Can You Hear Me Now


In an interview with Laurence Borden of Dagogo, Dr Earl Geddes talked about the ability of people to really have golden ears. In his work at Ford, he tried to gauge how good the ten member golden ear panel was. I will let him tell you his findings. “For the most part the study concluded that this panel was “not capable.” In other words their judgments could not be relied upon to be statistically stable. That said, there were two members of the ten who were capable, so it was possible. But the real point here is that someone is not a good judge of sound quality just because they think that they are – all ten members would have claimed that they were audiophiles and good judges of sound quality.
After several more studies along these same lines, I came to conclude that the more someone claimed to be a “golden ear” the less likely it was that they actually were.”  
That got me thinking: how many of our members would belong to the group of eight and how many would be with the two who could really hear. Interesting reading. The full interview can be found here:
https://www.dagogo.com/an-interview-with-dr-earl-geddes-of-gedlee-llc/
N.B. Dr. Earl Geddes is one of the pioneers of the Distributed Bass Array system. His work on the subject is well known. 
spenav

Showing 1 response by noske

In any experiment, especially psychological, the devil is in the details. Even when elementary errors of logic have been avoided, and even when the statistics have not been abused, measurements are often irrelevant to the goals of the study.

The whole scientific literature is littered with claims not supported by the data.

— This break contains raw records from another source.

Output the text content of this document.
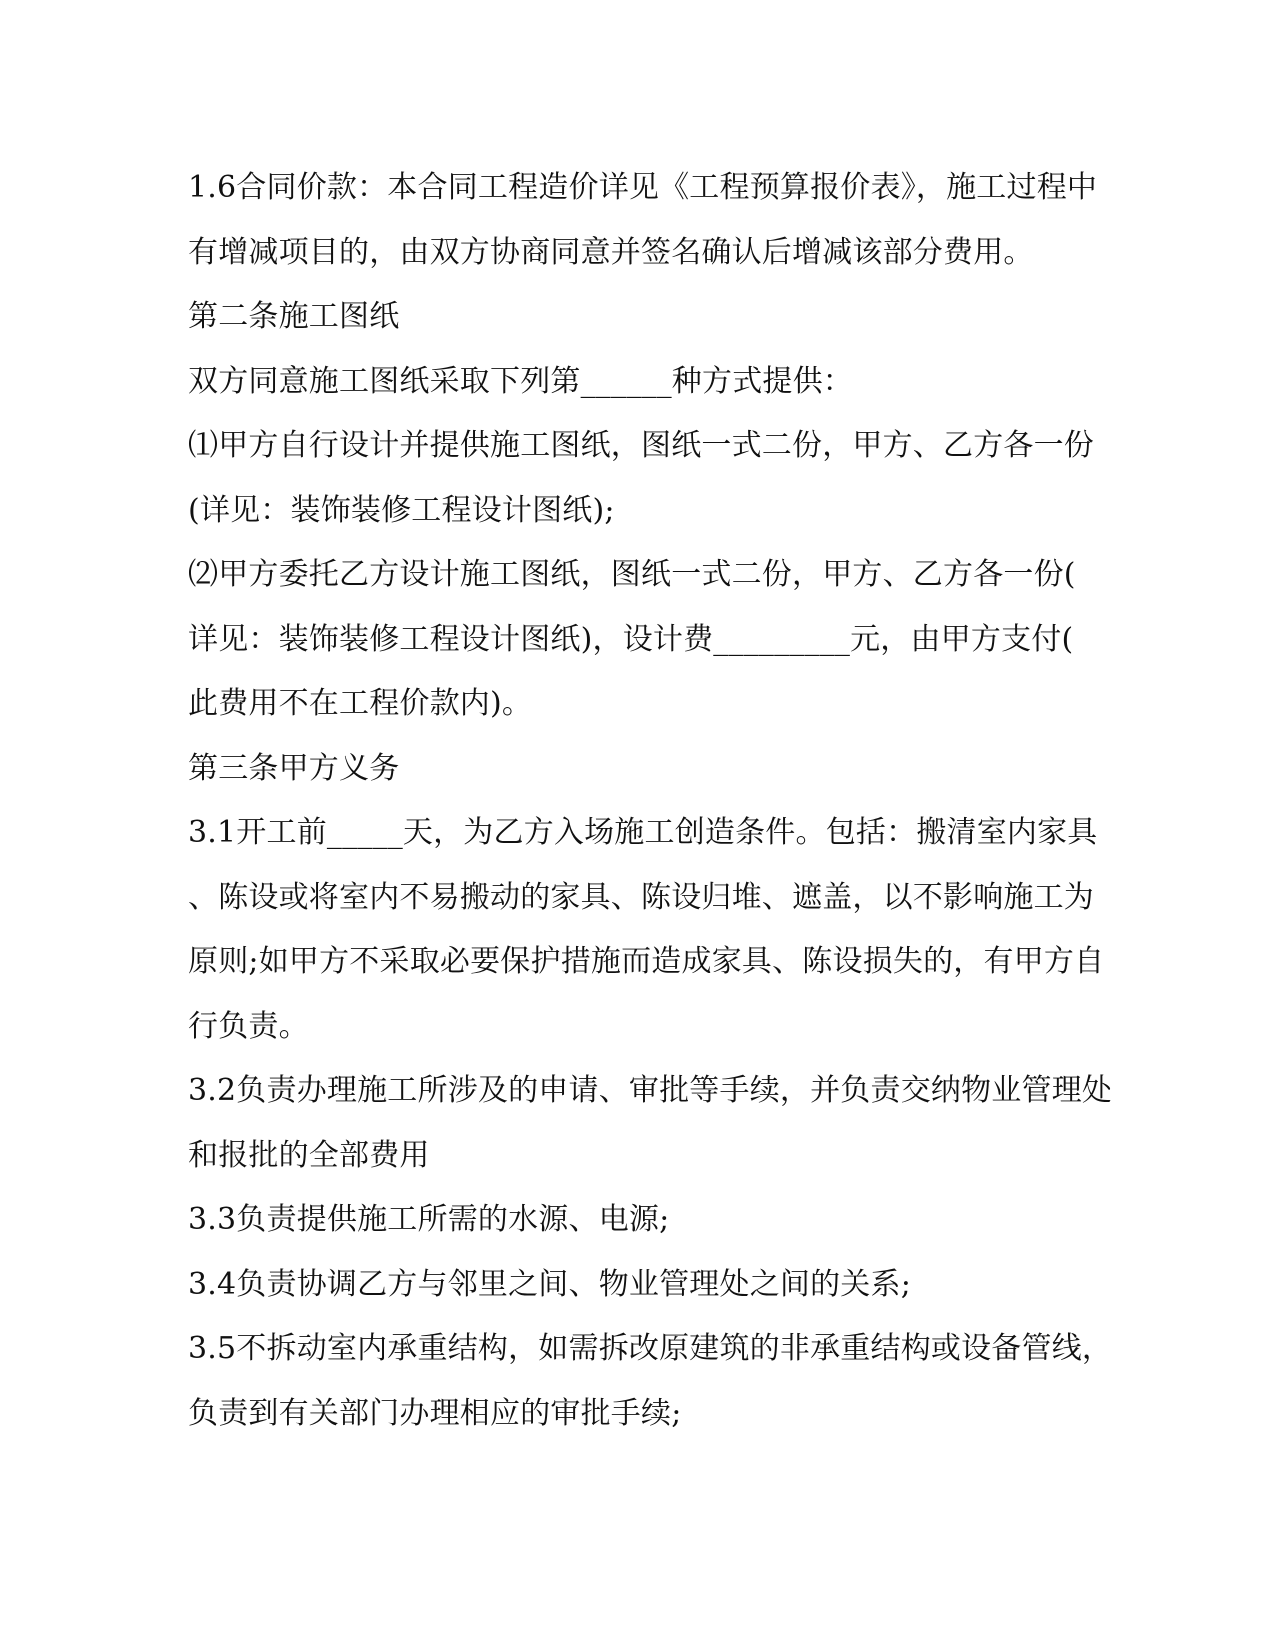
1.6合同价款：本合同工程造价详见《工程预算报价表》，施工过程中
有增减项目的，由双方协商同意并签名确认后增减该部分费用。
第二条施工图纸
双方同意施工图纸采取下列第______种方式提供：
⑴甲方自行设计并提供施工图纸，图纸一式二份，甲方、乙方各一份
(详见：装饰装修工程设计图纸);
⑵甲方委托乙方设计施工图纸，图纸一式二份，甲方、乙方各一份(
详见：装饰装修工程设计图纸)，设计费_________元，由甲方支付(
此费用不在工程价款内)。
第三条甲方义务
3.1开工前_____天，为乙方入场施工创造条件。包括：搬清室内家具
、陈设或将室内不易搬动的家具、陈设归堆、遮盖，以不影响施工为
原则;如甲方不采取必要保护措施而造成家具、陈设损失的，有甲方自
行负责。
3.2负责办理施工所涉及的申请、审批等手续，并负责交纳物业管理处
和报批的全部费用
3.3负责提供施工所需的水源、电源;
3.4负责协调乙方与邻里之间、物业管理处之间的关系;
3.5不拆动室内承重结构，如需拆改原建筑的非承重结构或设备管线，
负责到有关部门办理相应的审批手续;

@terry9 Statistics are invariably abused. Either deliberately or by sheer utter incompetence. Neither transgression is forgivable. Swaths of rants could be (and have been) devoted to this, perhaps what you concisely describe as the devil is in the detail..

Robust studies devote an abundance of resources defining exactly what variables need and can be be quantified and in a manner that is beyond reproach.

Sadly, many empirical studies spend 5% of the time thinking about the problem and 95% of time finding a solution. The opposite approach, often incorrectly attributed to Einstein, is the one with merit.

Edit - I do not limit this comment to any particular field being analysed.  It applies generally.